The Data Management Layer includes data repository combined with a number of critical low-level services (e.g. data sharing, visualisation, low-level processing etc).
The Processing Layer offers more advanced data-processing tools such as an online scripting capacity (e.g. Jupyter, Zeppelin, or Shiny RStudio), Machine Learning, and Emulation services for complex models.
The Community Layer offers an infrastructure for online collaboration, communication and education.

The development of the DC platform can be carried out in 3 stages. The first stage focused on establishing an isolated knowledge-stack and an online registrar. The second stage integrating individual instances of the knowledge-stacks into the networked structure. And the final stage generalising the DC by incorporating both structured and unstructured data exceeding environmental modelling.

DC vs others

Unlike many established Virtual Laboratories (VL) locked-in on a particular science domain, the Digital Coast is intended as an enabling technology facilitating development of new Virtual Laboratories. Instead of starting from scratch, a custodian of the VL would start by installing a backbone knowledge-stack comprising a critical set of readily accessible services (somewhat analogous to installing a WordPress CMS). Having this basic infrastructure established, the knowledge-stack would be customised further into a fully-fledged VL by the custodians of the VL (e.g. by invoking external services or through the plugin machinery).

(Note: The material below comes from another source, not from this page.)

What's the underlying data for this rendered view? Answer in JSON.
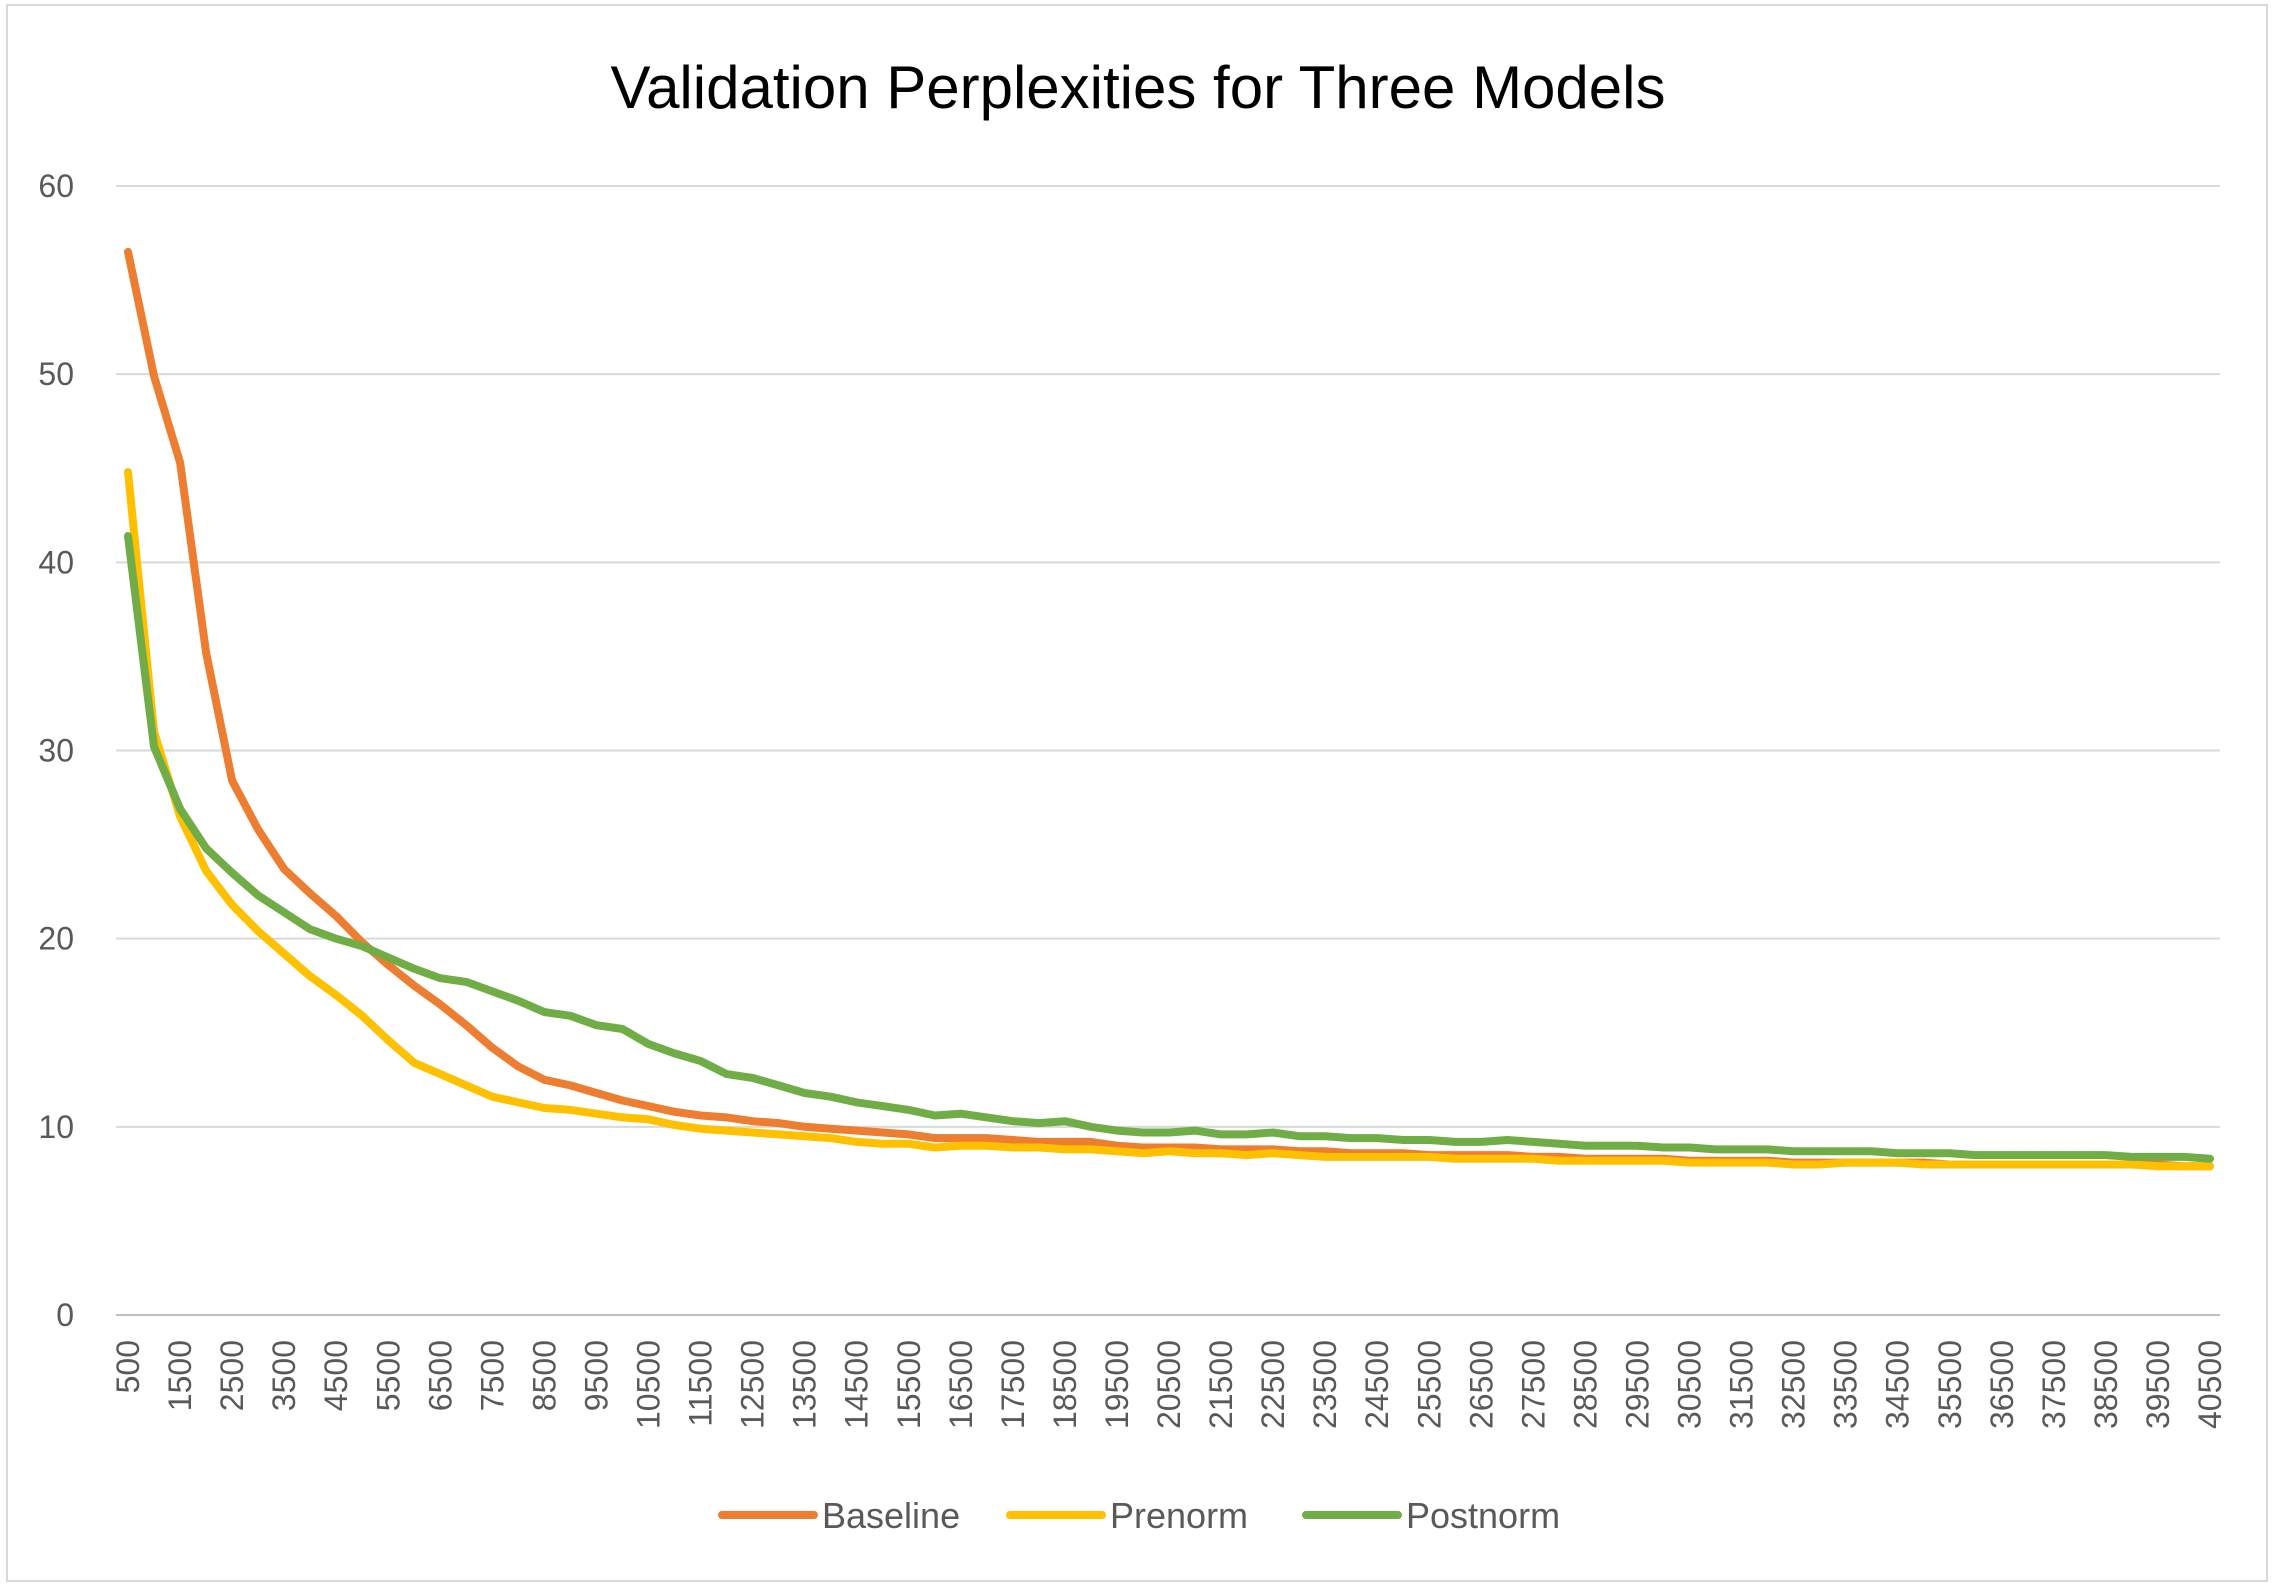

Unlike HubZero project (another VL enabling initiative in US, https://hubzero.org/ ) DC is intended to be a networked platform that would integrate individual models into the Virtual Globe.

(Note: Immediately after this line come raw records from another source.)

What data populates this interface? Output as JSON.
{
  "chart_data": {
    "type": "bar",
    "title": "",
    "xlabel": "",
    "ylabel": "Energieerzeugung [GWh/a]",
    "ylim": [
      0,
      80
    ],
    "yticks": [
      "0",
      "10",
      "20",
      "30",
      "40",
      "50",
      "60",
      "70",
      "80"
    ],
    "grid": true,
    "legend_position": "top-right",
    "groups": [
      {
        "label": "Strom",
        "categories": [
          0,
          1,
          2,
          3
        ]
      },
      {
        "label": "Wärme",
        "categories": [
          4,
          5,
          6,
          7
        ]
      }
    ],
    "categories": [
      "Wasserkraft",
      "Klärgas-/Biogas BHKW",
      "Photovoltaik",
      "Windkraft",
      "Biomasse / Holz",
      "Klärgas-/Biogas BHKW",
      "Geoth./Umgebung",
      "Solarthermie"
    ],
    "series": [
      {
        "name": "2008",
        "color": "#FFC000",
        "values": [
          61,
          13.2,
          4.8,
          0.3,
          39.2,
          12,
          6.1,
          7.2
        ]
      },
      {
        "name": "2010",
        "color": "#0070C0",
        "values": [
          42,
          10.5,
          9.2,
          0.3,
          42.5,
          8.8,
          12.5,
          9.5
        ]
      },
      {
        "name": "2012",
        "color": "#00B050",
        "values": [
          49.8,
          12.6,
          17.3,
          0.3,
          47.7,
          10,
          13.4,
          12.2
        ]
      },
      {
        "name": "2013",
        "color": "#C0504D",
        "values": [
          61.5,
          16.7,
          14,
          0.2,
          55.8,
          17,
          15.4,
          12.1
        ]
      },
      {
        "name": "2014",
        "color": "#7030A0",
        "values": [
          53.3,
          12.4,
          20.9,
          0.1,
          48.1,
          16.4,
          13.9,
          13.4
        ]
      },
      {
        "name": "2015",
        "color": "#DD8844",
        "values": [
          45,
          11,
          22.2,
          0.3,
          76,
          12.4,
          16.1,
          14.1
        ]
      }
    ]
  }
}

Unlike many data-management systems locked-in on a particular hardware platform, DC is intended as a distributed and, hence, a platform independent system (i.e. enabling installation of new instances of knowledge-stacks on different platforms). Another feature characteristic of DC is that it extends beyond basic data-management services towards higher order processing (eg Machine Learning and Emulation) and education/communication services.

“No regret” developments

This section identifies a number of “no regret” activities that can produce valuable products by themselves but also contribute to the DC platform.

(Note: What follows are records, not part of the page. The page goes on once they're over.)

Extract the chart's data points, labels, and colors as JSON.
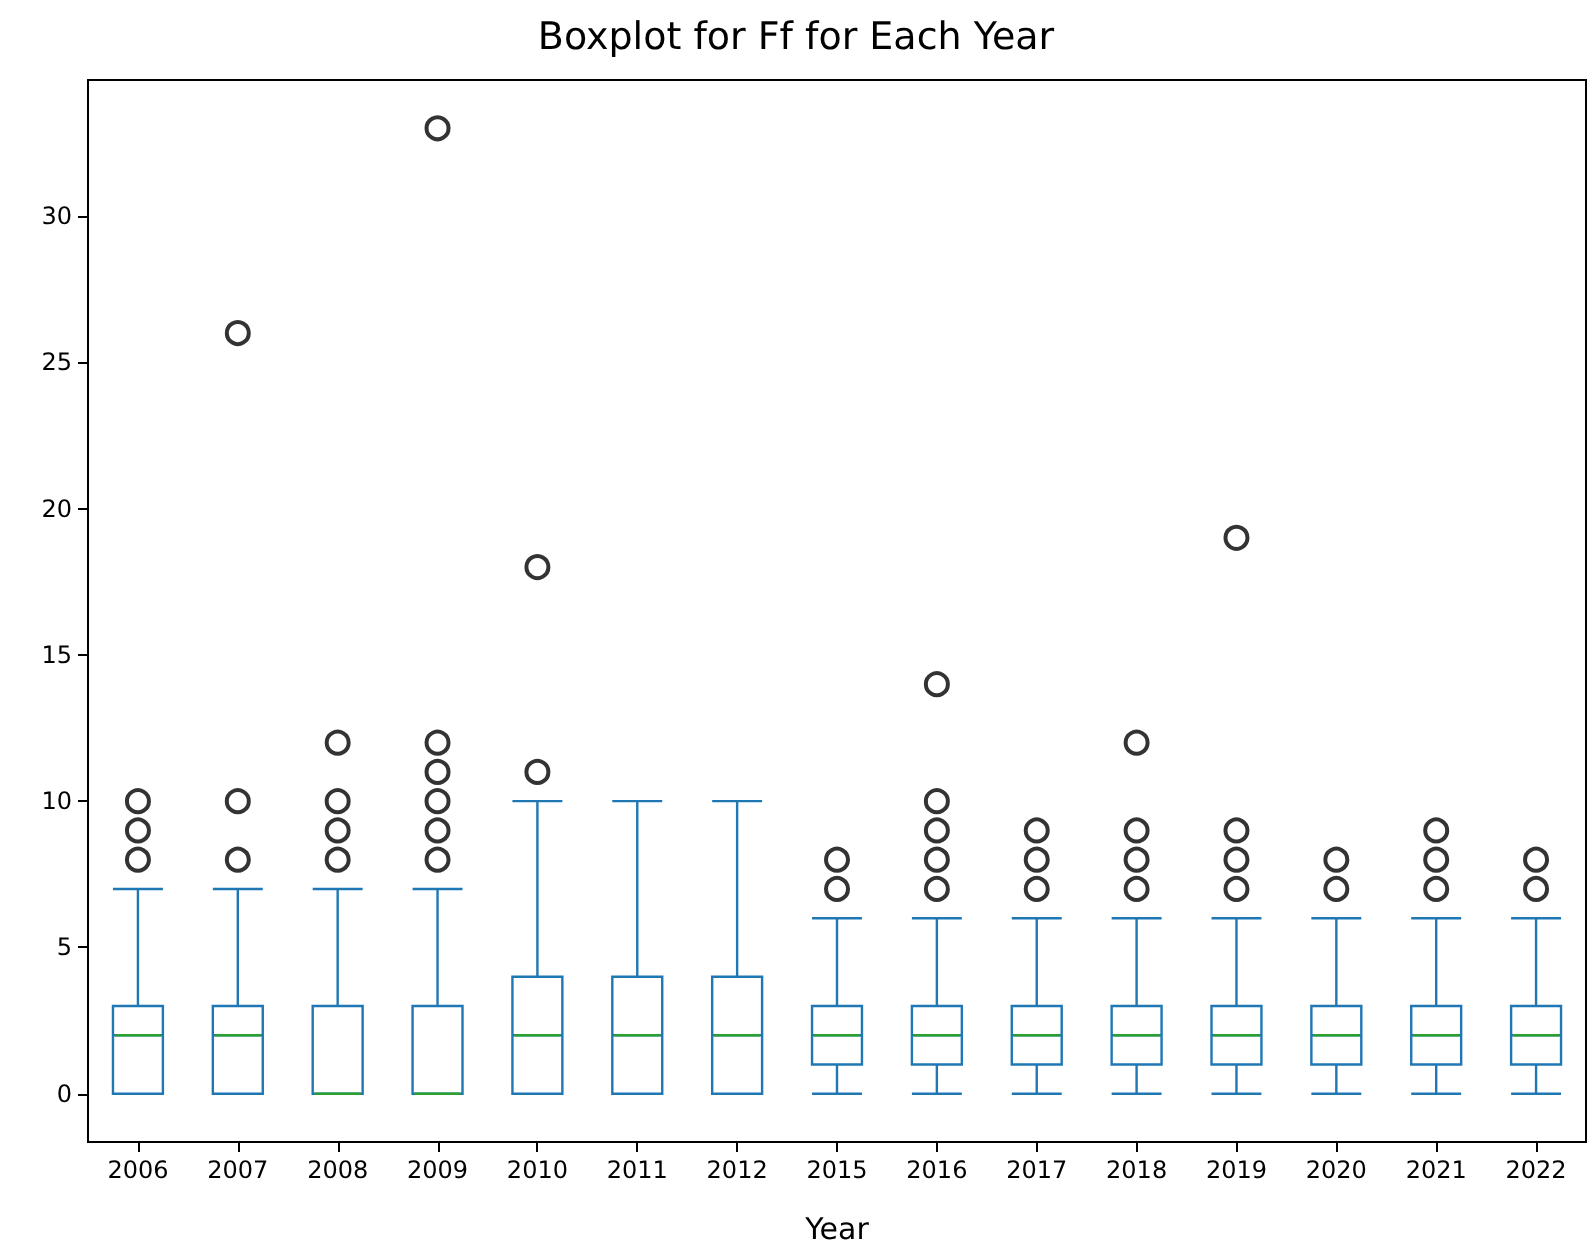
{
  "chart_data": {
    "type": "box",
    "title": "Boxplot for Ff for Each Year",
    "xlabel": "Year",
    "categories": [
      "2006",
      "2007",
      "2008",
      "2009",
      "2010",
      "2011",
      "2012",
      "2015",
      "2016",
      "2017",
      "2018",
      "2019",
      "2020",
      "2021",
      "2022"
    ],
    "ylim": [
      -1.65,
      34.65
    ],
    "yticks": [
      0,
      5,
      10,
      15,
      20,
      25,
      30
    ],
    "grid": false,
    "marker": "circle",
    "series": [
      {
        "color": "#1f77b4",
        "boxes": [
          {
            "low": 0,
            "q1": 0,
            "median": 2,
            "q3": 3,
            "high": 7,
            "outliers": [
              8,
              9,
              10
            ]
          },
          {
            "low": 0,
            "q1": 0,
            "median": 2,
            "q3": 3,
            "high": 7,
            "outliers": [
              8,
              10,
              26
            ]
          },
          {
            "low": 0,
            "q1": 0,
            "median": 0,
            "q3": 3,
            "high": 7,
            "outliers": [
              8,
              9,
              10,
              12
            ]
          },
          {
            "low": 0,
            "q1": 0,
            "median": 0,
            "q3": 3,
            "high": 7,
            "outliers": [
              8,
              9,
              10,
              11,
              12,
              33
            ]
          },
          {
            "low": 0,
            "q1": 0,
            "median": 2,
            "q3": 4,
            "high": 10,
            "outliers": [
              11,
              18
            ]
          },
          {
            "low": 0,
            "q1": 0,
            "median": 2,
            "q3": 4,
            "high": 10
          },
          {
            "low": 0,
            "q1": 0,
            "median": 2,
            "q3": 4,
            "high": 10
          },
          {
            "low": 0,
            "q1": 1,
            "median": 2,
            "q3": 3,
            "high": 6,
            "outliers": [
              7,
              8
            ]
          },
          {
            "low": 0,
            "q1": 1,
            "median": 2,
            "q3": 3,
            "high": 6,
            "outliers": [
              7,
              8,
              9,
              10,
              14
            ]
          },
          {
            "low": 0,
            "q1": 1,
            "median": 2,
            "q3": 3,
            "high": 6,
            "outliers": [
              7,
              8,
              9
            ]
          },
          {
            "low": 0,
            "q1": 1,
            "median": 2,
            "q3": 3,
            "high": 6,
            "outliers": [
              7,
              8,
              9,
              12
            ]
          },
          {
            "low": 0,
            "q1": 1,
            "median": 2,
            "q3": 3,
            "high": 6,
            "outliers": [
              7,
              8,
              9,
              19
            ]
          },
          {
            "low": 0,
            "q1": 1,
            "median": 2,
            "q3": 3,
            "high": 6,
            "outliers": [
              7,
              8
            ]
          },
          {
            "low": 0,
            "q1": 1,
            "median": 2,
            "q3": 3,
            "high": 6,
            "outliers": [
              7,
              8,
              9
            ]
          },
          {
            "low": 0,
            "q1": 1,
            "median": 2,
            "q3": 3,
            "high": 6,
            "outliers": [
              7,
              8
            ]
          }
        ]
      }
    ]
  }
}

Online Registrar. O&A has an expertise in setting-up data management infrastructure for real-time (operational) modelling applications. Making such infrastructure installed automatically via online registrar, would benefit modelling groups in O&A and other divisions.
Machine Learning and Emulation services. Machine Learning has been implemented successfully in the past to build emulators (surrogates) of complex ocean models. Such emulators run orders of magnitude faster than the original models and can be used to assimilate data and run scenarios. Emulators may also contribute to integrating knowledge-stacks into the Virtual Globe – they have relatively simple structure and are easier to formalise thus abstracting complexity and heterogeneity of the underlying complex models. Apart from the emulation task, Machine Learning can be used as a general-purpose processing tool to investigate models and observations.
The Communication/Education layer is a critical part of the knowledge-stack. Having this infrastructure readily available to the custodians of knowledge-stacks would facilitate development of online communities and uptake of knowledge.

Having products and services associated with these activities delivered, would result in an infrastructure to automatically install an isolated knowledge stack via an online Registrar – the first step towards the DC platform.

Since the funding to the DC may not be available on the continuous basis, it is recommended to establish a DC committee. One of the functions of this committee would be to seek funding opportunities. The committee would also meet on a regular basis to plan and oversee the project developments. The DC committee would also facilitate sharing of knowledge about recent advances in IT that might be relevant to O&A and partners.

DC committee to take over the terminated DC CoP to plan and oversee development of the DC in the future (particularly during the periods of scarce funding).